Nov 7, 2012, 6:50 PM EDT
Unless you are reading this in the backseat of a Manhattan cab, you probably haven’t seen the Madison Square Garden ads promoting the New York Knicks around the city, on bus stops and such places. Here is what they said:
“It’s Friday night. You can either go out and attempt to pick up sixes and sevens or stay home and watch Kidd dish out dimes.”‘
“It’s Friday night. You can either watch East Village poets do battle or see real artists slam.”
“It’s Friday night. You can either see a Broadway harness malfunctioning or you can watch real men fly.” (This is a reference to the troubled “Spiderman: Turn Off The Dark” production.)

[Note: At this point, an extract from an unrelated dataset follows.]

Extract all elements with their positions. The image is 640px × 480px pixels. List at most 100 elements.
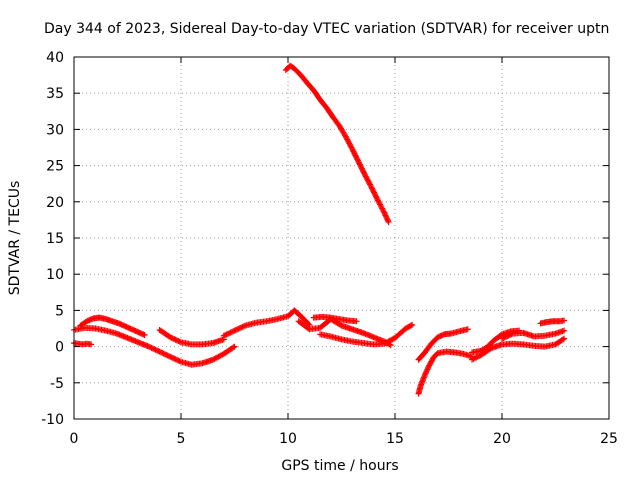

Note to young marketing majors out there: Rule No. 1 is the same as doctors — do no harm. Insulting women, calling the population in your city that you are trying to get to buy tickets/tune in to games ugly, and slamming other things for which your city is well known — arts and Broadway shows — does not go over well. Also, if you’re going to go after Spiderman because of serious injuries to actors in the production, you may not want to put Amare Stoudemire’s pictures on the ad.
The ads created a buzz in New York, but not in a good way for a team trying to promote its product. It’s 3-0 product. Turns out not only were poets incensed they know how to use social media, too. They hammered the Knicks online. The people on Broadway were not thrilled.
So MSG — which owns the Knicks, Madison Square Garden and the network on which their games are broadcast — has pulled the ads, reports Darren Rovell of ESPN.
On Tuesday, the company said it would take down all posters associated with its recent advertising campaign, which generated buzz but also was considered controversial.
Keep winning and the Knicks will have no trouble getting people to go to games and tune in to broadcasts. In an Eastern Conference where the Pacers just took a blow, we can start to think that maybe the Knicks are a top four seed in the conference. Long way to go but right now you can see that path for them.
So maybe a little less is more marketing? Let the product speak for itself? If not, at least do no harm.